Die bekannteste Nachspeise der Mozartstadt gilt als wahrlich gelungen, wenn sie gebräunte Spitzen und ein noch cremiges Inneres aufweist.

Die Geschichte der Salzburger Nockerln ist nicht restlos geklärt. Man weiß nur: Sie nimmt ihren Anfang im 17. Jahrhundert. Mitunter hieß es, dass Napoleon die süße Eierspeis’ aus Frankreich mitgebracht haben soll. 

Ein Genuss, der an die verschneiten Berge erinnert

Da glauben wir schon lieber die Geschichte, in der Salome Alt (1568–1633), die langjährige Mätresse des Salzburger Fürsterzbischofs Wolf Dietrich von Raitenau und Mutter seiner 15 Kinder, das köstliche Gericht erfunden hat.

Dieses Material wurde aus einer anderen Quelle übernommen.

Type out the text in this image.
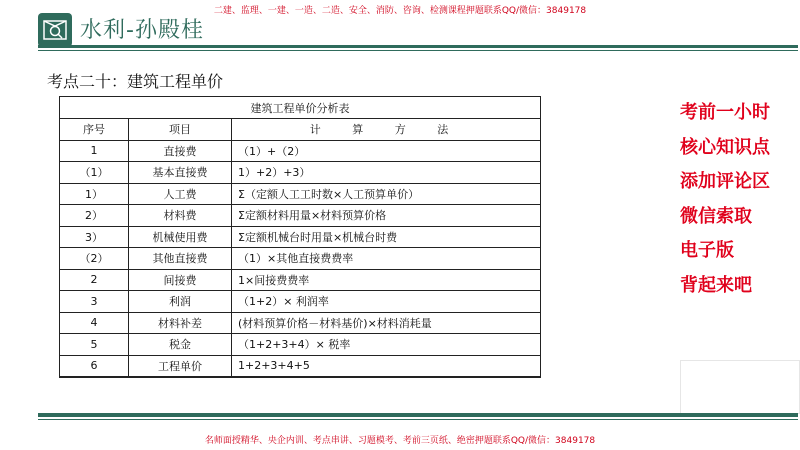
二建、监理、一建、一造、二造、安全、消防、咨询、检测课程押题联系QQ/微信：3849178
水利-孙殿桂
考点二十：建筑工程单价
建筑工程单价分析表		
序号	项目	计 算 方 法
1	直接费	（1）+（2）
（1）	基本直接费	1）+2）+3）
1）	人工费	Σ（定额人工工时数×人工预算单价）
2）	材料费	Σ定额材料用量×材料预算价格
3）	机械使用费	Σ定额机械台时用量×机械台时费
（2）	其他直接费	（1）×其他直接费费率
2	间接费	1×间接费费率
3	利润	（1+2）× 利润率
4	材料补差	(材料预算价格－材料基价)×材料消耗量
5	税金	（1+2+3+4）× 税率
6	工程单价	1+2+3+4+5
考前一小时
核心知识点
添加评论区
微信索取
电子版
背起来吧
名师面授精华、央企内训、考点串讲、习题模考、考前三页纸、绝密押题联系QQ/微信：3849178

Die Salzburger Nockerln in ihrer süßen Pracht versinnbildlichen nämlich perfekt die barocke Lebenslust zu Zeiten des umtriebigen Fürsten. Und sie symbolisieren außerdem die leicht verschneiten Salzburger Hausberge: den Mönchs-, den Kapuziner- und den Gaisberg.

Für 4 Portionen

Zubereitungsaufwand: 30 Minuten

Zutaten

  • 10 Eiklar
  • 6 Dotter
  • 6 EL Zucker
  • 6 EL Mehl
  • 5 EL Preiselbeermarmelade
  • 1 Prise Salz
  • etwas Butter für die Form

Zubereitung

  1. Eiklar mit einer Prise Salz steif schlagen. Zucker nach und nach einrieseln lassen und zu cremigem, aber nicht zu festem Schnee schlagen.
  2. Die Dotter kurz durchmixen und dann gemeinsam mit dem gesiebten Mehl vorsichtig unterheben.
  3. Die Masse in einer gebutterten und nach Belieben mit Preiselbeeren ausgelegten Auflaufform zu drei großen Nocken formen.
  4. Im vorgeheizten Rohr bei 200 °C etwa zwölf Minuten backen, in dieser Zeit das Backrohr nicht öffnen.
  5. Herausnehmen, mit Staubzucker bestreuen und ofenfrisch servieren.